# desktop firewall



## basti (10. Oktober 2001)

kann mir jemand eine wirklich gute
empfehlen? war mit meiner bisher
immer zufrieden aber wollte mal
was neues ausprobieren.

basti


----------



## Moartel (10. Oktober 2001)

Du bist leider im falschen Forum gelandet. Es ist aber sicher bald ein Mod so freundlich und verschiebt den Beitrag.

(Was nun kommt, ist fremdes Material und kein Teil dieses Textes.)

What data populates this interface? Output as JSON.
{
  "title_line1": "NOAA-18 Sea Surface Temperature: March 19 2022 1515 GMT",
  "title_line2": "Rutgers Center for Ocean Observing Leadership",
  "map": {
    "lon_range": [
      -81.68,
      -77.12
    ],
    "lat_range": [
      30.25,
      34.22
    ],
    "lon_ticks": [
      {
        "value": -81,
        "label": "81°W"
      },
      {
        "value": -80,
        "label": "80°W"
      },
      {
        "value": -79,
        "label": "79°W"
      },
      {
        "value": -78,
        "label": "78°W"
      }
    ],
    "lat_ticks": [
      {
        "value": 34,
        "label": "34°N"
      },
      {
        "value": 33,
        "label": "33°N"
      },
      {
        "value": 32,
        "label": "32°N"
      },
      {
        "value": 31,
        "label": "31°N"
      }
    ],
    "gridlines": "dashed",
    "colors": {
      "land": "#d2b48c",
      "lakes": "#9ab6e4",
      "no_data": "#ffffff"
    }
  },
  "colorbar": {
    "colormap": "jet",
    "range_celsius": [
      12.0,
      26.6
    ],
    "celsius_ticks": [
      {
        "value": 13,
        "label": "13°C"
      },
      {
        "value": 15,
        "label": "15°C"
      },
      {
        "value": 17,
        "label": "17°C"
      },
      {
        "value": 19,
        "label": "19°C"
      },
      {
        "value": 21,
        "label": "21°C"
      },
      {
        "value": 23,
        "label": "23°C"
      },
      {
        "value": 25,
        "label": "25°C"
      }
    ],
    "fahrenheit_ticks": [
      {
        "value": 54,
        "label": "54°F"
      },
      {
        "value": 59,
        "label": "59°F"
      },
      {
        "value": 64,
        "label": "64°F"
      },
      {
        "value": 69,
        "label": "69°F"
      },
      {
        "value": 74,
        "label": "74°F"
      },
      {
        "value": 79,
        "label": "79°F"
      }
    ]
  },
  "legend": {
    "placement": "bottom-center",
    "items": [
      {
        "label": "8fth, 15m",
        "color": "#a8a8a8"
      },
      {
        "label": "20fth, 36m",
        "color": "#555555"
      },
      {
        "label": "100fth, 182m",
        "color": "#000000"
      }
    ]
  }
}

Es wäre interessant was du für ne Firewall hast, da du ja ne andere haben willst. Ich persönlich benutze ZoneAlarm, der blockt aber nur Programme die ins Internet wollen und Pings etc. So ne richtige Firewall im eigentlichen Sinne ist das nicht. Reicht aber normal aus. 
Sehr gut wird oft die Norton-Firewall bewertet. Ist sicher einen Blick wert.


----------



## NeoX (10. Oktober 2001)

*..*

jau die von norton soll echt gut sein...
is aber doch auch nicht mehr die neuste...
gibts da auch noch was aktuelles was auch gut is???


----------



## Moartel (10. Oktober 2001)

Aktuell ist so ne Sache. Wenn ich heute nachschau und dir sag was jetzt aktuelle ist kaufst du dir in ein paar Tagen die Software und es gibt schon wieder was neueres.
Schau einfach mal nach wo es kostenlos ne Zeit lang Updates gibt. Hilft am meisten. Und Norten bringt doch regelmäßig neue Versionen raus oder nicht?


----------



## Shiivva (10. Oktober 2001)

hab jetzt schon desöfteren gehört, dass die TinyFirewall ganz gut sein soll...(kostenlose FW)


----------



## Kaprolactam (11. Oktober 2001)

Die Tiny ist Gegenstand eines Artikels in der aktuellen c't. So der Brüller wird sie aber nicht sein, zumal man doch noch relativ viel Konfigurationsaufwand reinstecken muß. Naja, wer drauf steht...

Kaprolactam


----------



## Shiivva (11. Oktober 2001)

Ähm, wenn man eine funktionierende FW will, kommt man um den Konfigurationsaufwand schlecht drumrum...
einfach installieren und gut is, ist da  nicht...
(wie auch, schliesslich sind nicht alle Systeme gleich)


----------



## Klon (11. Oktober 2001)

Die Norton kann man einfach mit gespooften Packets austanzen.

Was ich empfehlen kann ist PGP Desktop Security 7.0.2


----------